Major research and development projects
- 2006-present: Member of the World Wide Web Consortium (W3C) team, leader of the Semantic Web Activity.
- 2001-2006: Member of the World Wide Web Consortium (W3C) team, head of offices and member of the W3C Semantic Web Coordination Group. Developer of some infrastructural tools at the W3C, like the management of W3C Translations, or the management of public W3C Talks.
- 2000: Manager of the Dutch Office of the World Wide Web Consortium .
- 1998-2000: Associated member of the TACIT (Theory and Application of Continuous Interaction Techniques) EEC TMR network.
- 1998-2000: Project leader for the Information Visualization project at CWI (some results of this project has been moved to SourceForge).
- 1993-1997: Member of the ERCIM Computer Graphics Network.
- 1993-1998: ISO/IEC JTC1 SC24/WG6 Premo project (member of the rapporteur group, head of NNI delegation, document editor). This project also led to a full implementation of the Standard in Java.
- 1992-1996: MADE (Multimedia Application Development Environment) ESPRIT III Project 6307 (workpackage manager, project leader for CWI).
- 1990-1993: Manifold (Language for Massively Parallel programming) project (CWI).
- 1988-1990: Dataflow Graphics Workstation system development for the DTN Graphics Engine (project leader for CWI).
- 1986-1988: GKS-3D and CGI Implementation in C for UNIX and MS-DOS (technical project manager, Insotec Consult GmbH).
- 1984-1985: System firmware for the GD85 GKS terminal (SzTAKI).
- 1982-1984: GKS-2D Implementation in C for UNIX and RSX-11 (SzTAKI). Note: this was one of the first complete implementations of GKS Worldwide…
- 1981-1982: Printed circuit board editor for the GD80 Graphics Engine (SzTAKI).
- 1980-1982: Various system software for the GD80 Graphics Engine (SzTAKI), like overlay engines, printing support, etc.
(I of course participated in numeruous other development projects in the past, but it would be way too long to list them here. These are just the major ones.)
(Co-)promotor and/or examinator of PhD-s
(Note that I am not affiliated to any university, nor do I have a university title. Participating in PhD work is therefore not part of my usual job )
- L. Costabelleo, Université de Nice, currently ongoing, started in 2010 (Co-promotor.)
- A. Passant, Technologies du Web Sémantique pour lEntreprise 2.0, Université Paris-Sorbonne, 2009. (Co-examinator.)

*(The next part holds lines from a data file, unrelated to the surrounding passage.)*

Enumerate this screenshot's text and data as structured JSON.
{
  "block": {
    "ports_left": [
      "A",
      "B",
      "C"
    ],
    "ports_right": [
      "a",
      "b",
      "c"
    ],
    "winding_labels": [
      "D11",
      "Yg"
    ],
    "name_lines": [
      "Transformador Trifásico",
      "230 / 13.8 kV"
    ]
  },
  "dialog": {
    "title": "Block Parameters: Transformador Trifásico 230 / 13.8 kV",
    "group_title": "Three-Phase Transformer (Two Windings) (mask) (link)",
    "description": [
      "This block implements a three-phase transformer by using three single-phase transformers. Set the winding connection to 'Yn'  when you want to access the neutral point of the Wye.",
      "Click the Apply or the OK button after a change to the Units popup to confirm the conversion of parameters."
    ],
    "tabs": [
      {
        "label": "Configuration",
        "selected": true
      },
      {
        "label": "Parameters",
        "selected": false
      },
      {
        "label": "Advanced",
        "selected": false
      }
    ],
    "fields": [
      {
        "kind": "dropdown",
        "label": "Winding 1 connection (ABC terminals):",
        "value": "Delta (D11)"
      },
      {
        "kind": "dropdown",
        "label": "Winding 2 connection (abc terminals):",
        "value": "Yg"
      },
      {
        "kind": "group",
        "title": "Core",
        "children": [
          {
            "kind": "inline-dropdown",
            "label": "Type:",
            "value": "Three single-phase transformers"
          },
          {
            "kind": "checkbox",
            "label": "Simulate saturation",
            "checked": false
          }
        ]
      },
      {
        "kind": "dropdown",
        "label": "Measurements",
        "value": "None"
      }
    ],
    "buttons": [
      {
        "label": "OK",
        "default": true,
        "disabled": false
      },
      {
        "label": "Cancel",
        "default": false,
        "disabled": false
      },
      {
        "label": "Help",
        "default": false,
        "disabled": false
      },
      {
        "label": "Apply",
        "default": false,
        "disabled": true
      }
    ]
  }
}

- M.Sh. Sagar, A Web-based Approach to Engineering Adaptive Collaborative Applications, Oxford Brookes University, United Kingdom, 2009. (Co-examinator.)
- O. Nykänen, Knowledge Agents via Logic Programming and Fuzzy Reasoning, University of Tampere, Finland, 2007. (Examinator.)
- M.S. Marshall, Methods and Tools for the Visualization and Navigation of Graphs (« Méthodes et outils pour la visualisation et la navigation de données relationnelles »), University of Bordeaux, France, 2001. (Co-promotor.)
- J.E.A. van Hintum, Quality Constraints & Constrained Quality, University of Eindhoven, the Netherlands, 1997. (Co-promotor.)
Major contributions to (open source) software
- SPARQLWrapper, a wrapper around a SPARQL service for Python. Moved to SorceForge, under the watchful eyes of Sergio Fernandez and Carlos Tejo, who is now, essentially, maintaining the package. It has also become part of the standard Debian distribution.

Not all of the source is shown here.